CEPRの最新報告書は経済安全保障の重要性を強調し、ショックを国内経済危機、外部ショック(例:COVID-19)、他国による意図的な行動や侵略に分類しています。報告書では、これらの全てに対応する必要があるとしています。また、重大な輸入依存の特定方法を改良し、代替品や輸出依存も考慮することの重要性を指摘しています。

特にEUが中国から急激にデカップリングすると、コスト高に影響が出る可能性がありますが、市場のデカップリングと多様化によりコストは軽減されます。代替品の確保には友好国との関係構築が必要です。EUの政策手段—欧州半導体法、重要原材料法、ネットゼロ産業法—は輸入依存を減少させることを目指していますが、輸出依存の問題についても考慮が必要です。CEPRは依存を徐々に減らす方が突然の変化よりもコストが少ないとしています。結論として、地政学的条件の重要性が再浮上しており、EUは単一市場の強化と共同行動を重視し、保護主義や独占的な動きを避けるべきです。

セッションチェアによるまとめ

サイモン・J・エベネット

まず、民間のグローバル企業が地政学的リスクをどのように切り抜けるか、特定の国に肩入れせずに国際的に中立であり続ける方法があるのかという問題が提起されています。多国籍企業が国籍にとらわれずに活動するのは可能かどうかが問われています。
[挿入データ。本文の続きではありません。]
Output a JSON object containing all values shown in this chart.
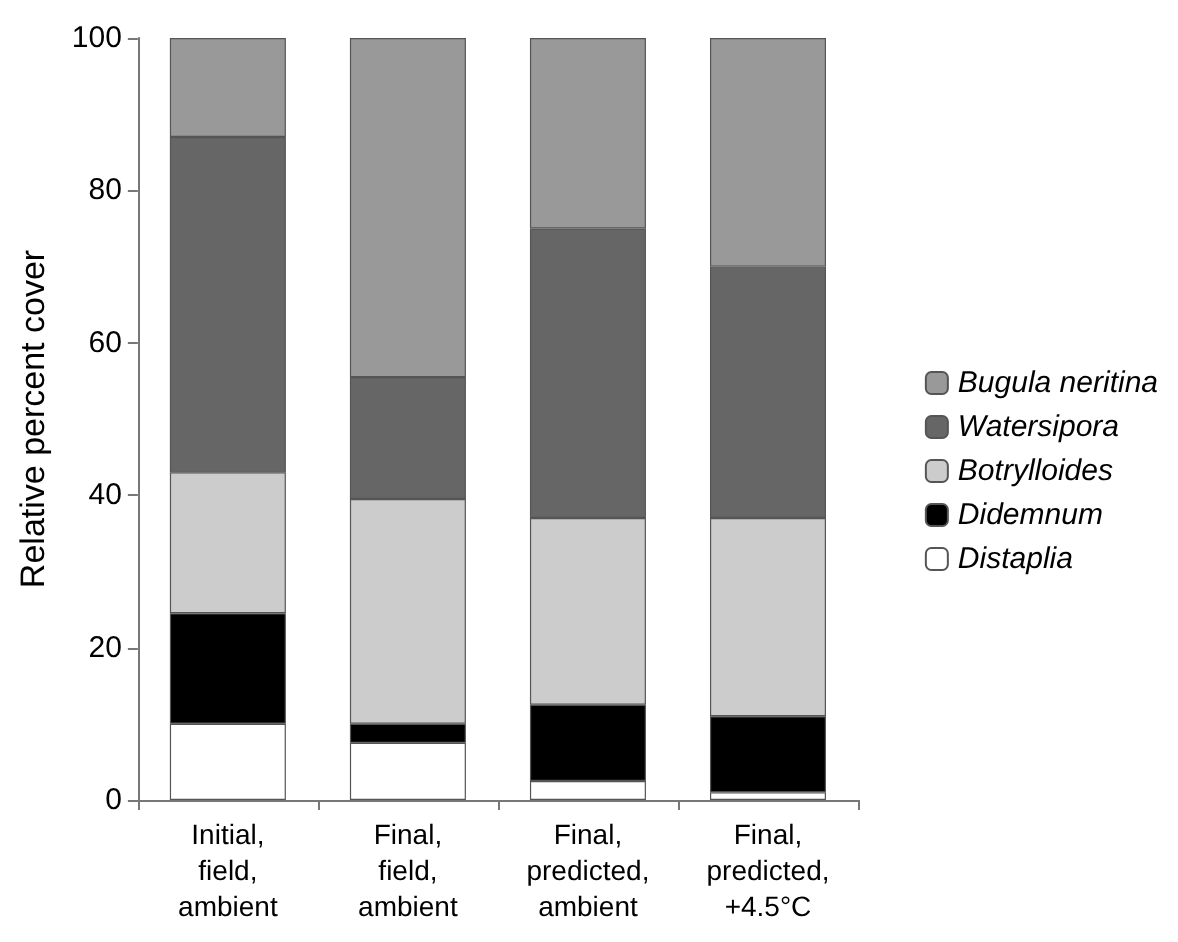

次に、経済安全保障リスクの管理が標準的なリスク管理とどう違うのかが論じられています。特に、悪意ある行為者が貿易フローを武器化する可能性が両者の違いに影響を与えるかが問題です。また、そのような行為を防ぐためのルールに基づくコンセンサスが効果的かどうかも問われています。

セッションでは、複数国間や地域内の解決策が経済安全保障をどのように強化できるかが共通テーマとして議論されました。加えて、イニシアティブの成功をどう測定するか、特にサプライチェーンの拡大と混乱の最小化が成功の尺度として挙げられています。これらの取り組みのリターンと効果を明確にすることが重要です。

総括・閉会挨拶

ベアトリス・ウェーダー・ディ・マウロ

セッションに感謝の意を表します。議論は有意義で、解決策は全てそろっていないものの、重要な課題に焦点を当てています。エベット教授の指摘を受け、経済的威圧、侵略、武器化のリスクを新たな課題として強調します。米国とその将来の姿勢に加えて、同盟関係の不確実性と価値観の共有の問題も懸念事項です。攻撃を抑止するためには強力な手段の用意が不可欠で、それにはコストがかかりますが、攻撃的な防衛手段が不要な世界の実現を願っています。RIETIの温かいおもてなしとシンポジウムの準備にも感謝します。